На самом деле это глупая идея - вот так сорваться с места и поджидать, когда Чарльз выйдет, и Эрик сам это прекрасно понимает. Он ведь изначально, когда ему обрисовали причину, по которой его вытащили; когда Логан швырнул ворох какой-то одежды вместо тюремной, и Эрик переодевался... В общем, было время, за которое он чётко наметил себе единственно возможный план: без выяснений отношений прошлого долететь до Парижа, разобраться с Мистик (как же так, Мистик, почему именно ты?), добраться до своего шлема и исчезнуть, уйти на дно на время, пока его не перестанут искать. Но, оказалось, самоконтроль, столь тщательно выстраиваемый годами, может рухнуть в один момент при виде чёртового Ксавье, отказавшегося от своих чёртовых способностей ради чёртовой возможности... чего? Пробежек по особняку, коль уж засел там на годы?
А ещё Эрик чувствует - он просто хочет борьбы. Подростковой драки, словесных перепалок, сарказма, шахматной партии сродни военной кампании - чего угодно, потому что у него десять лет не было ничего, кроме пустоты, какой-то... больничной стерильности, вакуума, и он снова пробует жизнь на вкус, пьёт её, как янтарный виски, оставшийся там же, за столиком, где и рассыпавшиеся по полу чёрно-белые фигуры.
И когда он с каким-то мрачным удовлетворением думает, что вот, он загнал Чарльза в ловушку, тому ничего не остаётся, кроме как принять этот вызов, телепат одной фразой загоняет в ловушку самого Эрика. Странно, как он мог забыть - Ксавье не нужна физическая сила, не нужен блеск холодного оружия, не нужны пули, бьющие в цель... Слова - его оружие. Люди - его шахматные фигуры.
Эрику достаточно одного короткого взгляда, чтобы понять: сказанное Чарльзом - правда. Он сжимает зубы - снова вспоминает Пентагон.
Первые месяцы он просто старался привыкнуть к мысли, что может остаться здесь навсегда. Надежду Эрик полагал ненадёжным союзником, потому что слишком хорошо знал, насколько далека та может быть от реальности. Но даже с осознанием этого он твёрдо считал, что удержится от попыток связаться с Чарльзом.
И ему это хорошо удавалось, пока месяцы не превращались в годы, а камера оставалась по-прежнему белой, холодной и безучастной.
"Веселишься?" - он начал с сарказма, постаравшись вложить в свой ментальный вопрос как можно больше ядовитой колкости. Но ответа не последовало.

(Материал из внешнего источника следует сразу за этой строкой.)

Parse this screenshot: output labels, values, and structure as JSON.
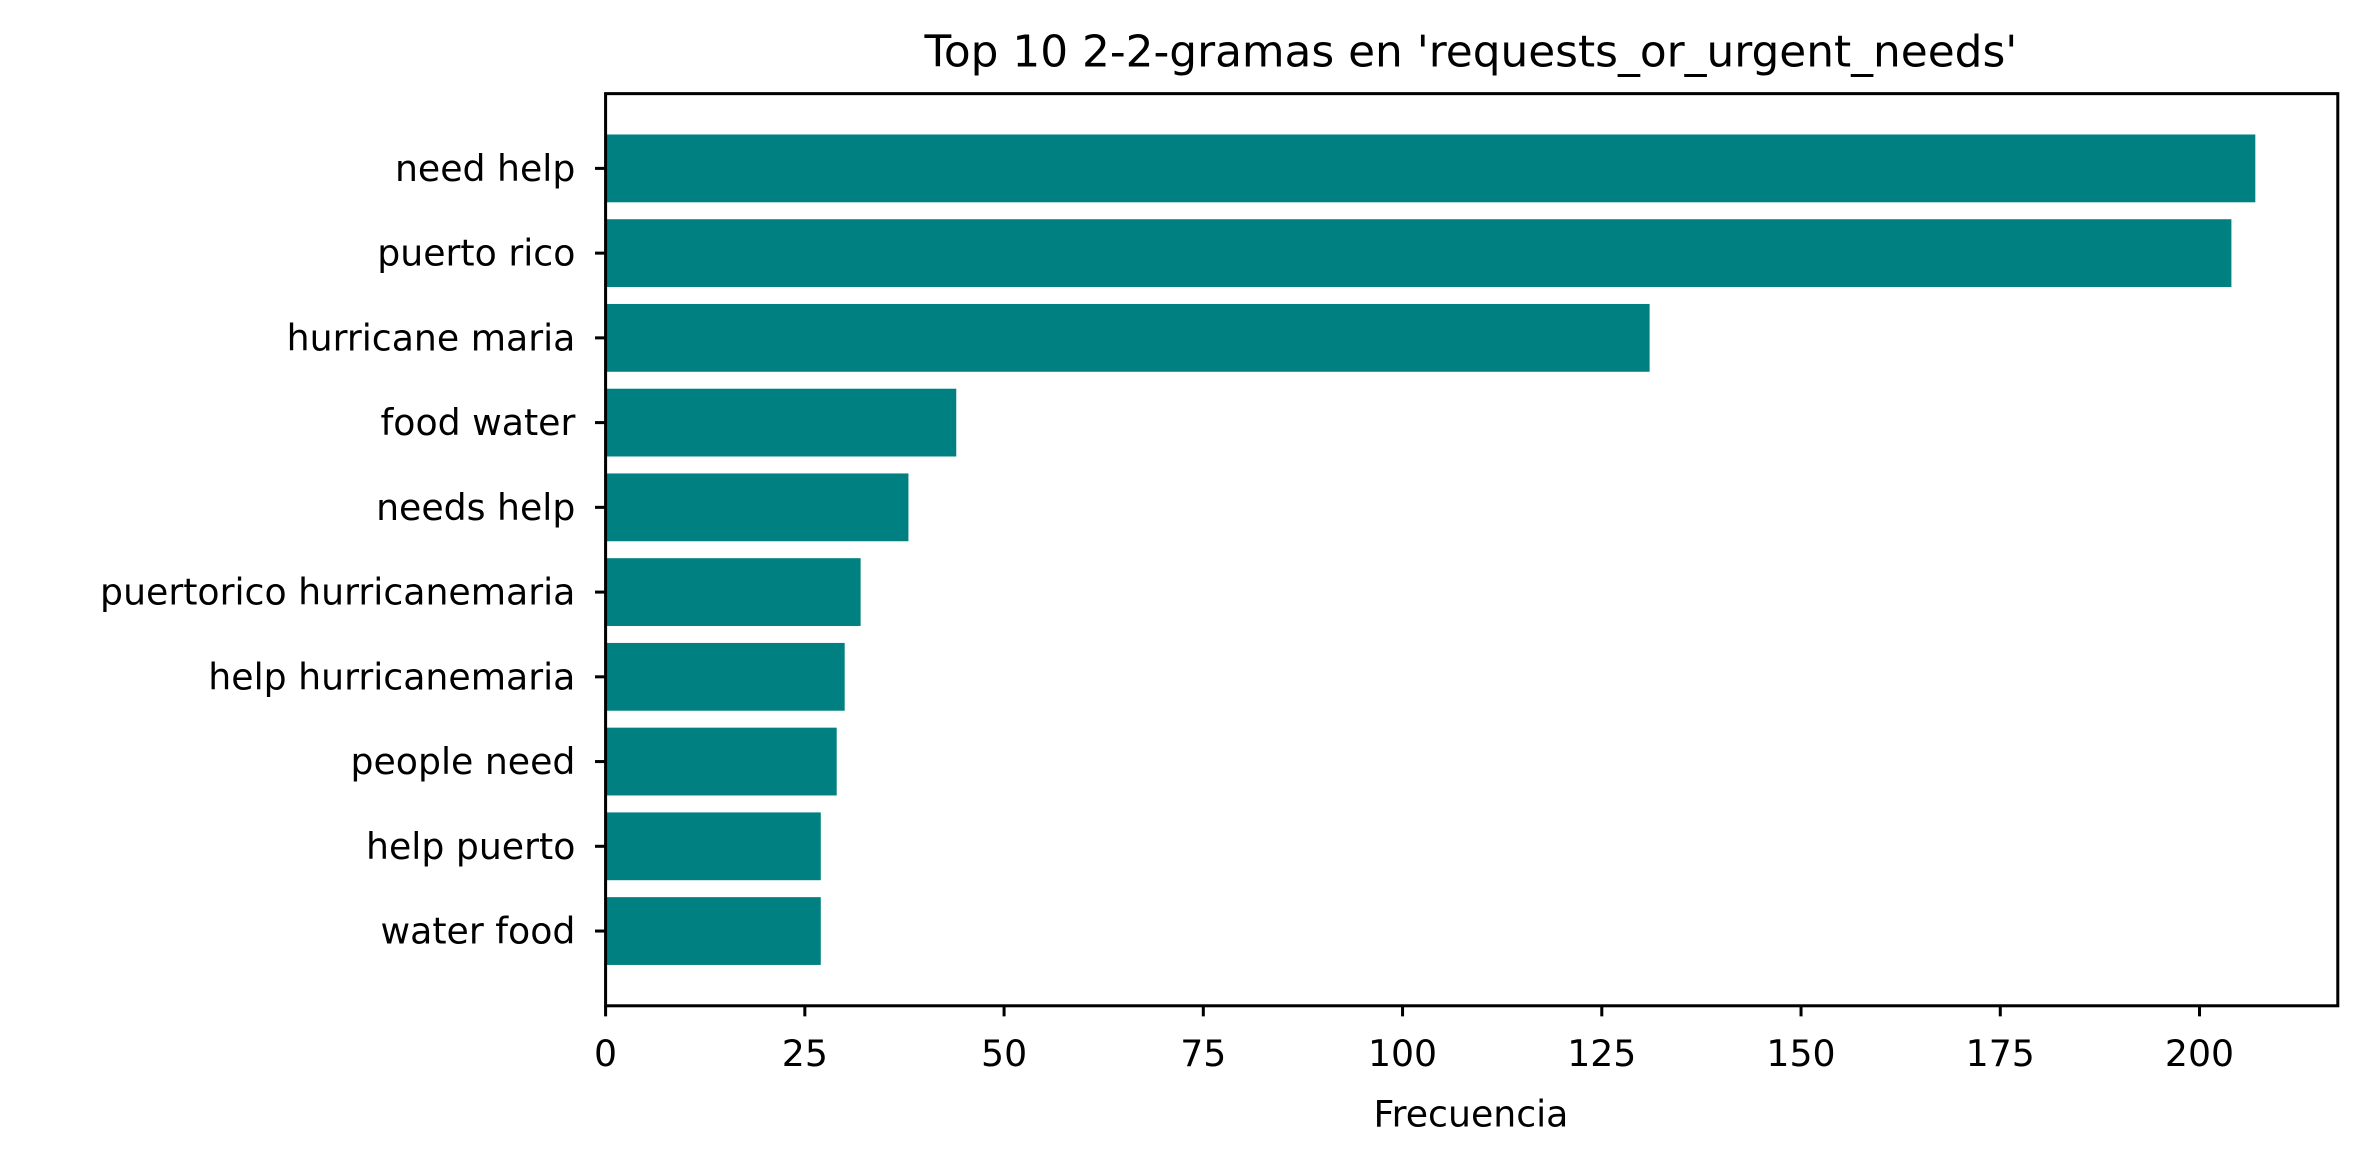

"Тоже завёл себе защитный шлем, Чарли?" - поинтересовался он через неделю-другую, но тишина и не думала прерываться знакомым голосом.
Он никогда бы не мог подумать, что Ксавье просто отказался от своих сил.
В голове Магнето слишком много мыслей, ещё больше - слов, здесь бы и самый сильный телепат заплутал, словно в критском лабиринте, но тут Чарльз опускает голову так, будто он виноват, и Эрику хочется выкрикнуть: "Да, да, это всё ты", с силой встряхнуть Ксавье за плечи, заставить посмотреть в глаза, чёрт бы его побрал!
И он заставляет - а потом наклоняется и резко целует, запуская ладонь в отросшие, спутанные волосы Ксавье.
Вот теперь он точно заново пробует жизнь на вкус.